I’d like to see the attitude of typing shift, more towards stability at the expense of “cleanliness”, which is more like the stdlib. Try proposing a behavioral change to a stdlib function and you’ll probably be told “no” – even if your proposal would be an improvement for most users, the stability requirement for the stdlib is very high.
Changes are still made, but not without really good justification.

mdrissi · September 21, 2023, 7:29pm

I’ll start by noting I think past several posts on my side/others are more about typing system as a whole and fit better if split in separate topic (Typing Stability/Documentation) vs this PEP. Could be moved to new Typing discussion area. They are good discussion and I think stability of typing and expectation of typing peps is important, but they apply to all typing peps and not really this one in particular.

The main issue with this is many of these “advanced” behaviors were not worked out enough. PEPs/documentation we have today is designed for core ideas/goals of feature. Details are often incomplete and true complete spec with look closer to research paper and require a lot more formality. Typing historically has value of pragmaticness and that it’s better to enable safer code/easier typing features in spite of full specification being incomplete and unknown. If PEPs for typing feel like they are too detailed today, they are too light on rules/details for goal of consistency/stability.

I’ll use one of your examples too as it fits well.

I will use whatever tools typing makes available to me to accomplish that goal. I’ll use a Protocol with __call__ instead of a Callable to express keyword arg types, because Callable can’t do it. Does that make me “advanced”? I have some object which accepts a callback, and the callback signature has kwargs. Sounds pretty ordinary.
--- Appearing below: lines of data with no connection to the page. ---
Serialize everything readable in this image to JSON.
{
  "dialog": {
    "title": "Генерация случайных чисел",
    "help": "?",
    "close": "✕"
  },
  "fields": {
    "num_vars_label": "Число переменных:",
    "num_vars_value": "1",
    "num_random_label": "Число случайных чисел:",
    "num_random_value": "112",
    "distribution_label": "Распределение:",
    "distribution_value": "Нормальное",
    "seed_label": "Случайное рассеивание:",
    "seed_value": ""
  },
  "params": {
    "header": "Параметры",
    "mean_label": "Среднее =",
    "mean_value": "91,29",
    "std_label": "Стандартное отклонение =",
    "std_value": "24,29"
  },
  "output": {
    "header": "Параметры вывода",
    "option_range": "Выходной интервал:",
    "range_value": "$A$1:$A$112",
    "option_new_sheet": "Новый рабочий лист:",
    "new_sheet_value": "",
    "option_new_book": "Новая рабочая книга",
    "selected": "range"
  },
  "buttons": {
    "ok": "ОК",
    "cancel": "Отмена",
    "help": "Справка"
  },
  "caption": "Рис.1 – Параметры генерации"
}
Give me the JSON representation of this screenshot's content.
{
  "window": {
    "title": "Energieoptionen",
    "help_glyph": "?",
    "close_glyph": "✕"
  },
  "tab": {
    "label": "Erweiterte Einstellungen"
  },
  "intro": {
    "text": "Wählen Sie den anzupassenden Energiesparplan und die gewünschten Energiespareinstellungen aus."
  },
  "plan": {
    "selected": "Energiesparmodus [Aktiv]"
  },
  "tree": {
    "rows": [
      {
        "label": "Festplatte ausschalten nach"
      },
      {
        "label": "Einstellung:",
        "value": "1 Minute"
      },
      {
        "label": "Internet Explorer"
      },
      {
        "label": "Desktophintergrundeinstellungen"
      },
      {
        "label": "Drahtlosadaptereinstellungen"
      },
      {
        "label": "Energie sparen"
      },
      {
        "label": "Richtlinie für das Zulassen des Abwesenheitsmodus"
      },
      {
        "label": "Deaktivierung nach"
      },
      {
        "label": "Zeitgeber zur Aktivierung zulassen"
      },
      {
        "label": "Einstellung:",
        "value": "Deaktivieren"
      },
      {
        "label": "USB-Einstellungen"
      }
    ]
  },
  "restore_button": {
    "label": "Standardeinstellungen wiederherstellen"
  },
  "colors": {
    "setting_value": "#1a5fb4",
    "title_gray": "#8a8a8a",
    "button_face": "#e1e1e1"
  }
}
If we want to call expressing that case “advanced” then what realistic large programs don’t have advanced types?

The usage of protocol for callable is known as a callback protocol. This usage is undefined by peps/standard library documentation. The rules for callback protocol have evolved in backwards incompatible ways over past year/two. Expecting stability here when you are relying on feature that was never specified in PEP/standard library seems difficult. I think mypy has documentation on this, while pyright does not and has discussion over github issues on details. Many features that users use like callable protocol, there typical usage you can reasonably infer, but details of their usage is undefined behavior/inconsistent.

This example is also nice as mypy’s behavior on Callable types and kwargs changed in past couple days where it’s about to start allowing TypedDicts to be unpacked there motivated by user request. That behavior change is safe in sense of it adding new feature and existing code with no errors will have no errors. It does mean code with errors before will no longer have errors for type feature not defined/decided by any pep process and is another inconsistency on Callables.

I think today typing works in practice because rough rules and adjusting details as user reports appear has been successful. I’ll often report “bugs” were issue ends up becoming discussion over what is right behavior here/was PEP even clear.

Edit: I also view type checking as closer to pylint/ruff checking. Runtime behavior of your code should not change in backwards incompatible ways. The inference rules/type errors you see from mypy should be similar to pylint/ruff in expectations. If pylint changes its rules to be smarter in some way that is not expected to go through any pep process. Code linters are allowed to make changes as the maintainers find reasonable. And if user runs pylint a library change can influence pylint analysis results similar to type checker. Main difference is pylint is generally laxer then mypy/pyright as it has less type inference knowledge.